As a precaution, Denmark is going to kill all 17 million minks in the country for fear of the mutations of the coronavirus found in the fur animals. According to the Danish health authorities, a mutated version of the coronavirus has been found in at least twelve people.
Danish Prime Minister Mette Frederiksen said at a press conference on Wednesday that the mutated virus in mink could potentially pose a risk to the effectiveness of a future corona vaccine.
Other countries could also be at risk, according to Frederiksen. “We have a great responsibility towards our own population, but with the mutation that has now been found, we have an even greater responsibility towards the rest of the world,” said the prime minister. Denmark is one of the world’s largest producers of mink fur.
The first virus cases were recorded on a mink farm in Denmark in June. The Danish government had about a million minks culled from fur farms last month to prevent further spread of the coronavirus
Denmark has reported the mutations found in mink to the health organization WHO and the European health authority ECDC.

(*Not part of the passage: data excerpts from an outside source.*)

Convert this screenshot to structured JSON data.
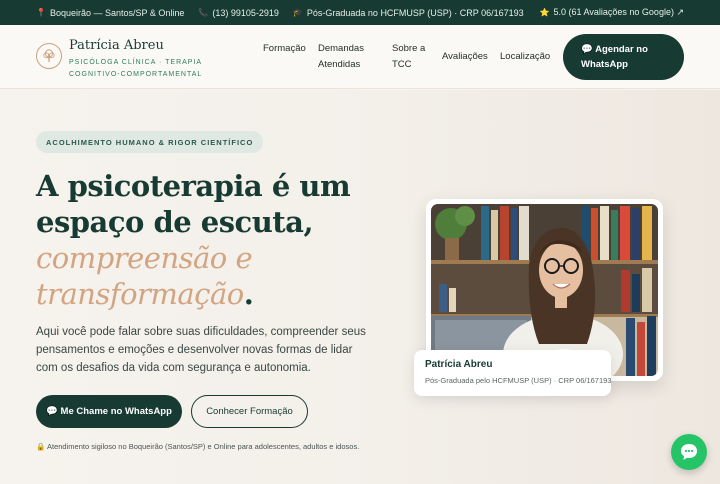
{
  "topbar": {
    "location": "Boqueirão — Santos/SP & Online",
    "phone": "(13) 99105-2919",
    "credential": "Pós-Graduada no HCFMUSP (USP) · CRP 06/167193",
    "rating": "5.0 (61 Avaliações no Google) ↗",
    "icons": {
      "location": "pin-icon",
      "phone": "phone-icon",
      "credential": "graduation-cap-icon",
      "rating": "star-icon"
    }
  },
  "header": {
    "brand_name": "Patrícia Abreu",
    "brand_subtitle": "Psicóloga Clínica · Terapia Cognitivo-Comportamental",
    "nav": [
      "Formação",
      "Demandas Atendidas",
      "Sobre a TCC",
      "Avaliações",
      "Localização"
    ],
    "cta_label": "💬 Agendar no WhatsApp"
  },
  "hero": {
    "badge": "ACOLHIMENTO HUMANO & RIGOR CIENTÍFICO",
    "headline_line1": "A psicoterapia é um",
    "headline_line2": "espaço de escuta,",
    "headline_accent1": "compreensão e",
    "headline_accent2": "transformação",
    "headline_period": ".",
    "description": "Aqui você pode falar sobre suas dificuldades, compreender seus pensamentos e emoções e desenvolver novas formas de lidar com os desafios da vida com segurança e autonomia.",
    "primary_button": "💬 Me Chame no WhatsApp",
    "secondary_button": "Conhecer Formação",
    "note": "🔒 Atendimento sigiloso no Boqueirão (Santos/SP) e Online para adolescentes, adultos e idosos."
  },
  "profile_card": {
    "name": "Patrícia Abreu",
    "credential": "Pós-Graduada pelo HCFMUSP (USP) · CRP 06/167193"
  },
  "colors": {
    "brand_dark": "#173b33",
    "accent": "#d3a482",
    "whatsapp": "#25c466",
    "background": "#f7f3ee"
  }
}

No signs of mutations in mink in the Netherlands
The Dutch cabinet has no signs yet that the coronavirus has mutated into mink, as has happened in Denmark. “As far as we can see now, that is not the case in the Netherlands,” says healthcare minister Hugo de Jonge to questions from the Party for the Animals.
In the Netherlands too, persistent infections in mink have been detected in recent months. Mink farms have therefore been cleared on a large scale. More than a million minks have been gassed in our country since the start of the corona crisis.
The cabinet wants to put a definitive end to mink breeding by March 2021. That is three years earlier than planned.